As the nation's cost-of-living crisis continues to cause hip-pocket pain at the checkout, Aussies have become increasingly frustrated at the seemingly endless price hikes. With stubborn inflation taking longer than expected to subside, and the cost of many grocery staples still on the way up, times are tough for millions around the country.
Now, it's emerged the latest casualties are bottle, can and carton products sold at Coles in Victoria.
New container deposit scheme sees price increases in aisles
One frustrated shopper snapped a picture of the new signage alerting customers to the increase, sharing it online over the weekend beside the caption "Not happy Jan".
"Victoria's Container Deposit Scheme (CDS Vic) commenced on 1 November 2023. This has resulted in price increases coming into effect on a number of bottle, can and carton products we stock," the sign, slapped onto a popular brand of juice, read.
"CDS Vic rewards Victorians with a 10-cent refund for every eligible bottle, can and carton they return to a refund point."
While many pointed out that similar price increases — intended to facilitate the cost of running and operating the scheme — had occurred in other states that had introduced return-and-earn programs, others were incensed by the move, branding the entire process "pointless".
"Government gives 10c back, stores increase price by more than 10c. It's a f***king cartel pretending to be a supermarket," one customer said. "They will literally monetise every scenario available. This was highly predictable.
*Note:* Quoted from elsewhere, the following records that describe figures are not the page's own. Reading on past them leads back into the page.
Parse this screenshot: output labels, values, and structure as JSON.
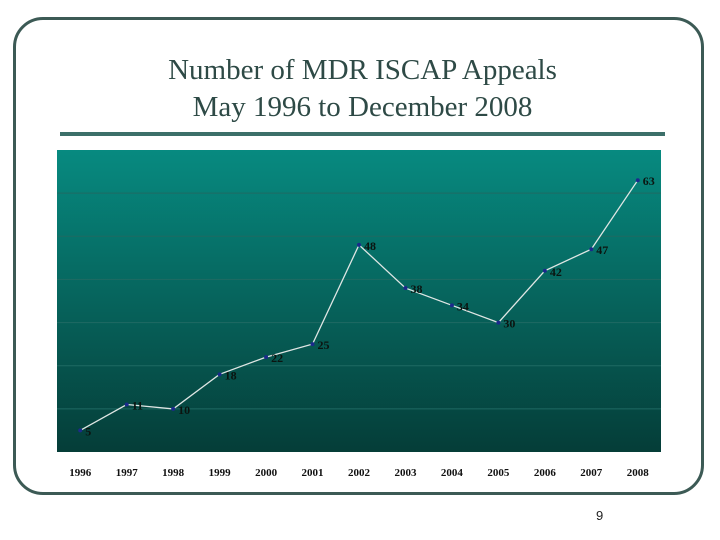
{
  "slide": {
    "title_line1": "Number of MDR ISCAP Appeals",
    "title_line2": "May 1996 to December 2008",
    "page_number": "9"
  },
  "colors": {
    "frame": "#3c5a55",
    "title_rule": "#3c6f69",
    "plot_top": "#078a80",
    "plot_bottom": "#053d38",
    "line": "#dfe6e4",
    "marker": "#1c2a8c",
    "label_text": "#0b1410"
  },
  "chart_data": {
    "type": "line",
    "title": "",
    "xlabel": "",
    "ylabel": "",
    "categories": [
      "1996",
      "1997",
      "1998",
      "1999",
      "2000",
      "2001",
      "2002",
      "2003",
      "2004",
      "2005",
      "2006",
      "2007",
      "2008"
    ],
    "values": [
      5,
      11,
      10,
      18,
      22,
      25,
      48,
      38,
      34,
      30,
      42,
      47,
      63
    ],
    "data_labels": [
      "5",
      "11",
      "10",
      "18",
      "22",
      "25",
      "48",
      "38",
      "34",
      "30",
      "42",
      "47",
      "63"
    ],
    "ylim": [
      0,
      70
    ],
    "grid": true,
    "legend": "none"
  }
}
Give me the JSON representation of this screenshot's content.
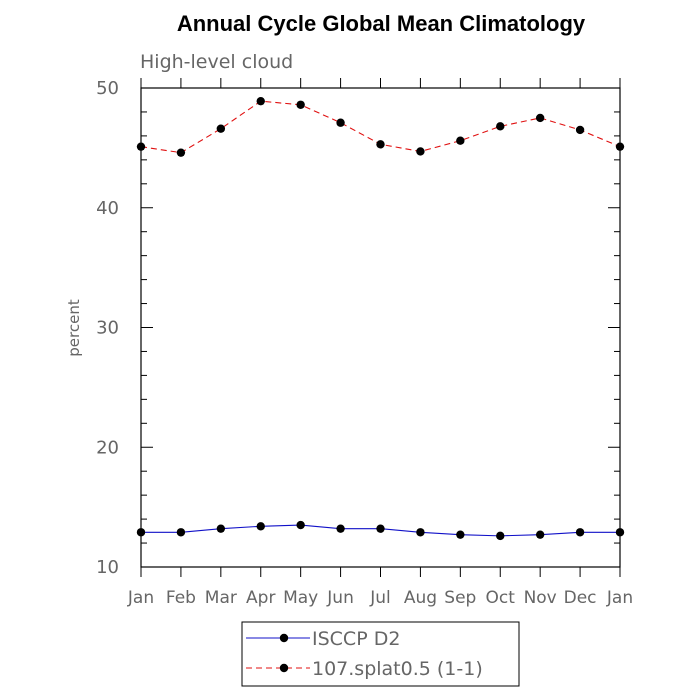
{
  "chart_data": {
    "type": "line",
    "title": "Annual Cycle Global Mean Climatology",
    "subtitle": "High-level cloud",
    "xlabel": "",
    "ylabel": "percent",
    "categories": [
      "Jan",
      "Feb",
      "Mar",
      "Apr",
      "May",
      "Jun",
      "Jul",
      "Aug",
      "Sep",
      "Oct",
      "Nov",
      "Dec",
      "Jan"
    ],
    "ylim": [
      10,
      50
    ],
    "yticks": [
      10,
      20,
      30,
      40,
      50
    ],
    "series": [
      {
        "name": "ISCCP D2",
        "color": "#1010c8",
        "dash": "solid",
        "marker": "filled-circle",
        "values": [
          12.9,
          12.9,
          13.2,
          13.4,
          13.5,
          13.2,
          13.2,
          12.9,
          12.7,
          12.6,
          12.7,
          12.9,
          12.9
        ]
      },
      {
        "name": "107.splat0.5 (1-1)",
        "color": "#e01010",
        "dash": "dashed",
        "marker": "filled-circle",
        "values": [
          45.1,
          44.6,
          46.6,
          48.9,
          48.6,
          47.1,
          45.3,
          44.7,
          45.6,
          46.8,
          47.5,
          46.5,
          45.1
        ]
      }
    ],
    "legend_position": "bottom-center",
    "grid": false
  }
}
It undoes the benefit to the customer unless the customer jumps through extra hurdles to recoup the cost."
'Always the case' in other states, shopper says
"This has always been the case in other states too, the extra [cost] is to facilitate the scheme itself, it cost money to run, big surprise!" said another shopper. "But that’s why I’ve always thought it’s stupid, just throw your cans in the recycling and skip this unnecessary extra step."
They went on to suggest that though some struggle seeing past the increase at the checkout, overall it may encourage more recycling.
"Unfortunately some people don’t put their recycling in the right bin so this helps with that," they said. "But if we could all just do the right thing this whole thing would be pointless."
Victoria is the latest state to introduce a container deposit scheme after South Australia in 1977, NSW in 2017, Queensland in 2018 and Western Australian in 2020.
Launched on November 1, the container deposit scheme aims to increase recycling while offering consumers a "convenient and accessible" way to drop off their used products.
"Victoria's Container Deposit Scheme is funded by the beverage industry," a spokesperson for the Victorian government told Yahoo News Australia previously, "it will reduce litter by up to half and contribute to the circular economy through increased recycling."
It's understood the government expects beverage producers to pass on the cost of running the CDS to consumers, and drink prices in Victoria are likely to rise as a result.
Coles has been contacted for comment over which products are set to be impacted.